はるくんと部屋が隣同士だとは……言ってない。
彼もそれを察したようで固まっている。
「あ……お母さんあのね、実は……」
「ん?」
「彼とは部屋が隣同士なんだ。偶然だったの」
お母さんは驚いた表情を見せる。
「え? じゃあ、たまたま一緒のマンションだったお友達がいるって言ってたのは……」
「そう、はるくんのこと」
「……そういうことだったのね」
はるくんは慌てて言う。
「すみません。大学の最寄り駅が一緒だったので、僕が奈々ちゃんと同じマンションがいいって言ったんです」
お母さんはふぅと息をつくと、穏やかな顔になる。
「きっと私も同じ立場だったらそうしていたわ。家を行き来すれば、デート代も浮くし……それに、ふたりが無理なく過ごせる距離にいるって、案外大事なのよ」
私はほっと胸を撫で下ろす。
「そうだ。これ、持ってきたの。弦くんと私からバレンタインのお返し。忘れそうだから先に渡しておこうと思って」
お母さんはピンク色の紙袋を見せる。中身はボディクリームやハンドクリーム、バス用品のセットだった。
「こんなにたくさん、嬉しい……ありがとう、先生にもよろしくね」
「うん、じゃあそろそろ行くわね」
お母さんは手を振って駅に向かった。
「……はぁ、焦っちゃった」と思わず口に出る。
「親には、言いにくいよな」とはるくんも言う。
「うん、けど今日言えて良かったよ」
「それでさ……奈々ちゃん」
はるくんは私の持っている紙袋をじっと見つめる。
「チョコレート、松永にもあげたの?」
あ……気づかれたかな。
すみれちゃんの言ったとおり、松永先生にバレンタインチョコを渡したこと……はるくんが嫉妬している。
「うん、お母さんと先生にあげたの。感謝の気持ちを込めて」
「そうなんだ」
実はお母さんにもチョコレートを買ったのは、こう言いたかったのもあるんだよね。2人にあげたら何とも思われないかなと思って。
だけど――松永先生のために、渋くて落ち着いたブランドのチョコを選んだことは、ひみつ……。
「どんなチョコをあげたの?」
「え?」
私の考えていることがわかったのだろうか。心臓の音が速くなる。いや、別に普通のチョコを選んだだけなんだから……。

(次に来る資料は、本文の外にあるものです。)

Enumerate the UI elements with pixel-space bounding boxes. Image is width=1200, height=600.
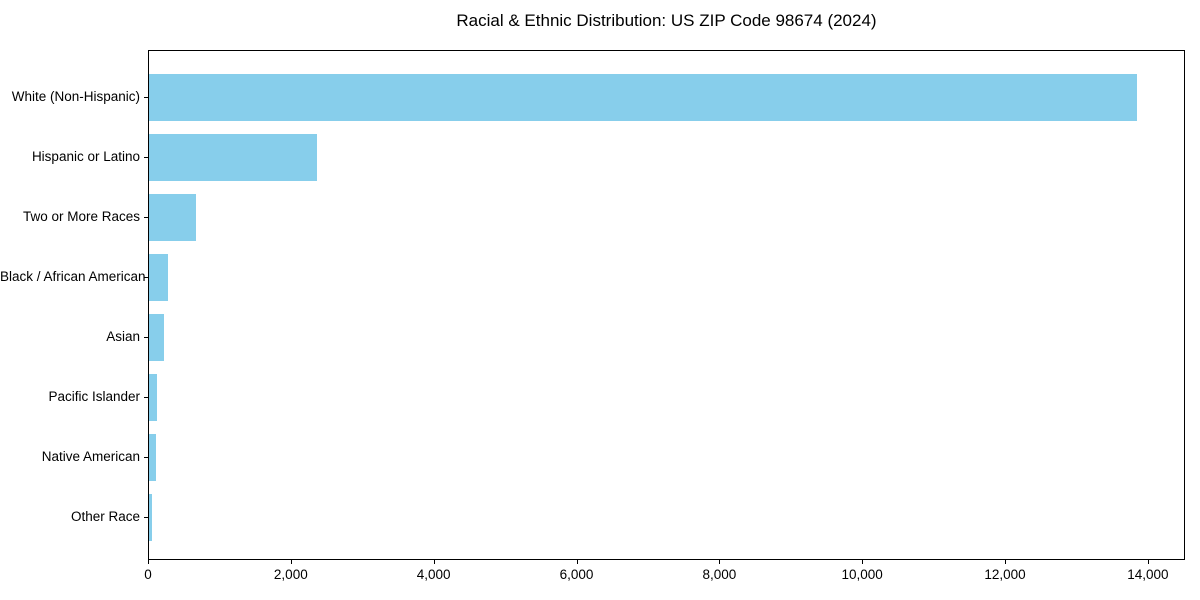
- y-tick-mark: [144, 276, 148, 278]
- bar-black-african-american: [149, 254, 168, 301]
- x-tick-mark: [1005, 560, 1007, 564]
- x-tick-label-2000: 2,000: [273, 567, 308, 582]
- y-tick-mark: [144, 96, 148, 98]
- bar-pacific-islander: [149, 374, 157, 421]
- bar-other-race: [149, 494, 152, 541]
- bar-native-american: [149, 434, 157, 481]
- y-tick-label-pacific-islander: Pacific Islander: [48, 388, 140, 404]
- x-tick-label-10000: 10,000: [841, 567, 883, 582]
- y-tick-mark: [144, 216, 148, 218]
- x-tick-label-6000: 6,000: [559, 567, 594, 582]
- x-tick-label-0: 0: [144, 567, 152, 582]
- plot-area: [148, 50, 1185, 560]
- y-tick-mark: [144, 456, 148, 458]
- bar-asian: [149, 314, 164, 361]
- y-tick-label-two-or-more-races: Two or More Races: [22, 208, 140, 224]
- chart-title: Racial & Ethnic Distribution: US ZIP Cod…: [456, 11, 877, 30]
- y-tick-label-asian: Asian: [106, 328, 140, 344]
- x-tick-mark: [862, 560, 864, 564]
- x-tick-label-12000: 12,000: [984, 567, 1026, 582]
- x-tick-mark: [1147, 560, 1149, 564]
- y-tick-mark: [144, 156, 148, 158]
- x-tick-mark: [433, 560, 435, 564]
- y-tick-label-white-non-hispanic: White (Non-Hispanic): [11, 88, 140, 104]
- x-tick-label-14000: 14,000: [1127, 567, 1169, 582]
- bar-white-non-hispanic: [149, 74, 1137, 121]
- y-tick-label-other-race: Other Race: [70, 508, 140, 524]
- x-tick-mark: [148, 560, 149, 564]
- x-tick-label-8000: 8,000: [702, 567, 737, 582]
- x-tick-label-4000: 4,000: [416, 567, 451, 582]
- y-tick-mark: [144, 336, 148, 338]
- y-tick-label-hispanic-or-latino: Hispanic or Latino: [31, 148, 140, 164]
- bar-two-or-more-races: [149, 194, 197, 241]
- y-tick-mark: [144, 396, 148, 398]
- bar-hispanic-or-latino: [149, 134, 317, 181]
- y-tick-label-black-african-american: Black / African American: [0, 268, 146, 284]
- x-tick-mark: [719, 560, 721, 564]
- y-tick-label-native-american: Native American: [41, 448, 140, 464]
- x-tick-mark: [290, 560, 292, 564]
- y-tick-mark: [144, 516, 148, 518]
- x-tick-mark: [576, 560, 578, 564]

「紺色の包み紙だったけど……何というブランドか忘れちゃった」
するとはるくんは私をそっと抱き寄せる。
「……情けないよな。松永は君のお父さんでもあるのに」
「はるくん……」
「でも……どうしても気になってしまうんだ。奈々ちゃんが慕うのはわかるんだけど」
私は彼の顔を見て話す。
「……そういうところも含めて、私ははるくんが好きだから」
「奈々ちゃん……」
「けど自信持って欲しいな。はるくんはこんなに素敵なんだもの」
「うん……ありがとう」
寒い中でぬくもりを味わいながら、私は彼の背中に手を回してポン、ポンと叩いた。
はるくんは大丈夫だよ、と励ますように。